Synthesize these diverse opinions into a balanced recommendation.
"""
consensus_response = client.messages.create(
model="claude-3-5-sonnet-20241022",
max_tokens=1024,
messages=[{"role": "user", "content": consensus_prompt}]
)
return consensus_response.content[0].text
Key Takeaways
- Multi-agent systems assign specialized roles (research, analysis, writing) to improve accuracy and scale
- Manager-worker architectures use a coordinator to route tasks to specialists and aggregate results
- Peer-to-peer networks enable agents to collaborate without hierarchy (debates, consensus-building)

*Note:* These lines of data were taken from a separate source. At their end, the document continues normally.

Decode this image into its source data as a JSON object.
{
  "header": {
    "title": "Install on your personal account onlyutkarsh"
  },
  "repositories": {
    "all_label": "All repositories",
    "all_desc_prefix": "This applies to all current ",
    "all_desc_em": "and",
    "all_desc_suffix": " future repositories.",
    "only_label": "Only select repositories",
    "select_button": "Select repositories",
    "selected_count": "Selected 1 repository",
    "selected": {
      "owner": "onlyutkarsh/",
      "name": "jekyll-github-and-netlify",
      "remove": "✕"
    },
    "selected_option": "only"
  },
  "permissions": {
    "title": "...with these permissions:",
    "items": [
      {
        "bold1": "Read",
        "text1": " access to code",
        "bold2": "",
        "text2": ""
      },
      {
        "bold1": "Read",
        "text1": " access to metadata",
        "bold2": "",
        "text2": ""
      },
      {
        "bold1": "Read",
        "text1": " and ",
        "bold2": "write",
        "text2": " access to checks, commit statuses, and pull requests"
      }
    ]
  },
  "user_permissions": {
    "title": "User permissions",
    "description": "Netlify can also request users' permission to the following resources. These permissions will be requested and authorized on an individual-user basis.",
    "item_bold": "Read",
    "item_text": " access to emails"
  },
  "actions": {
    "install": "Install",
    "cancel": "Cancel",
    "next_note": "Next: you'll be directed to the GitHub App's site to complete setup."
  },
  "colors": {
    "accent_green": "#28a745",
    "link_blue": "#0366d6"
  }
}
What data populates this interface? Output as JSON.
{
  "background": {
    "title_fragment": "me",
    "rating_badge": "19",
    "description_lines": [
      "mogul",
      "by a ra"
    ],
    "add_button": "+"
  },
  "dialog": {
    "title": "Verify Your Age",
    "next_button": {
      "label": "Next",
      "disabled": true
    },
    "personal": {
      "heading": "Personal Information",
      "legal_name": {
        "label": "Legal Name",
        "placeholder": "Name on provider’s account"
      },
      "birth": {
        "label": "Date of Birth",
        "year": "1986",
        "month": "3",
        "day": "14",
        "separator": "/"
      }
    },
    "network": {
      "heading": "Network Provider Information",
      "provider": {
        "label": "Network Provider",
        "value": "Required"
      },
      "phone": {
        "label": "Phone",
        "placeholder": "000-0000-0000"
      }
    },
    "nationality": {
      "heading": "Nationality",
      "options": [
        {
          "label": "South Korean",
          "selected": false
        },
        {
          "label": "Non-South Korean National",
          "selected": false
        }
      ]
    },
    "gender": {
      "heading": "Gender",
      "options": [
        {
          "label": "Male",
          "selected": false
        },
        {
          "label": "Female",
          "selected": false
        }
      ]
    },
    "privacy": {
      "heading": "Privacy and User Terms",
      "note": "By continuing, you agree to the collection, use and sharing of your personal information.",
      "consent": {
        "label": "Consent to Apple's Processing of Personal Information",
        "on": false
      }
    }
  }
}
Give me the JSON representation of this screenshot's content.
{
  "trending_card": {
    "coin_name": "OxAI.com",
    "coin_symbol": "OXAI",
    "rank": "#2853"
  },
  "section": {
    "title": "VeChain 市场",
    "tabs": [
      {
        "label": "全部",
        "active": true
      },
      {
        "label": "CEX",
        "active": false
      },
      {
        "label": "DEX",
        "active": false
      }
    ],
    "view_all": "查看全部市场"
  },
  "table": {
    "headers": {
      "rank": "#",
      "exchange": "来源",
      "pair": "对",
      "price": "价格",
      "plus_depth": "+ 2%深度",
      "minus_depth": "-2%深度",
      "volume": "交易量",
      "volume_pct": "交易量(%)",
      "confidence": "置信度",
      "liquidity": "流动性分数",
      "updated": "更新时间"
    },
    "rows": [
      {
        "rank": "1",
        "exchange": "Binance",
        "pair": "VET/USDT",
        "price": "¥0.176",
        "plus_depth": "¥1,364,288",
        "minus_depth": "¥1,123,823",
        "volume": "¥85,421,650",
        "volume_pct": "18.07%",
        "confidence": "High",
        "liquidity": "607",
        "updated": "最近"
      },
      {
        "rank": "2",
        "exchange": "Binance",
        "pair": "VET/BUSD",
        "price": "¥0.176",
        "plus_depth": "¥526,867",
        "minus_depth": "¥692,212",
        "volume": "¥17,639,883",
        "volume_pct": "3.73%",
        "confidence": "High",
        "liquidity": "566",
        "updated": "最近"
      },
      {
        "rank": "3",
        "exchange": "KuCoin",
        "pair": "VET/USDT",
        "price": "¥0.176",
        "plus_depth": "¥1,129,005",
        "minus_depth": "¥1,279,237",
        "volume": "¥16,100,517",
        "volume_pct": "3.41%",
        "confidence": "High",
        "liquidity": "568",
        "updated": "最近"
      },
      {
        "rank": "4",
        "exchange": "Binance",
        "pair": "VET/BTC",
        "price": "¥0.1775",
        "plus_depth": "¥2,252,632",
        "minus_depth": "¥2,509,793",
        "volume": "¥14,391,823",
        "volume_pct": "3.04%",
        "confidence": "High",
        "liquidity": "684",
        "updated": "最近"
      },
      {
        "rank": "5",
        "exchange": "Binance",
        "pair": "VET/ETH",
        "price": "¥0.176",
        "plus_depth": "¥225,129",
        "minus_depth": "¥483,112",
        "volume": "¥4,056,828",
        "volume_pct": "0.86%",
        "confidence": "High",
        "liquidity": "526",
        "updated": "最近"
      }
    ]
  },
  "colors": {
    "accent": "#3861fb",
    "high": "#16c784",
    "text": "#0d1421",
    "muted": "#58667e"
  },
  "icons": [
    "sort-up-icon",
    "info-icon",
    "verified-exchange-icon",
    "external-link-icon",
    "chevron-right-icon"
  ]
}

- Route requests based on agent specialization; agents should focus on what they do best
- Handle disagreement and failures by aggregating opinions or falling back to a primary agent
Frequently Asked Questions
How many agents should I have?
Start with 2-3 specialists. Each adds complexity and API calls. More than 5 agents often introduces coordination overhead that exceeds benefits. Use a single generalist agent for simple tasks.
Can agents call other agents?
Yes, but carefully. Nested agent calls multiply API costs and latency. Use a shallow hierarchy: manager calls workers, not workers calling other workers.
How do I ensure agents don't contradict each other?
Share context explicitly. Give all agents a summary of prior decisions. Use a shared "facts" document they reference. Agree on terminology upfront.
What if an agent fails?
Catch errors in the orchestration layer. If a research agent fails, skip its results or use a fallback search tool. Log failures and retry with a different model or approach.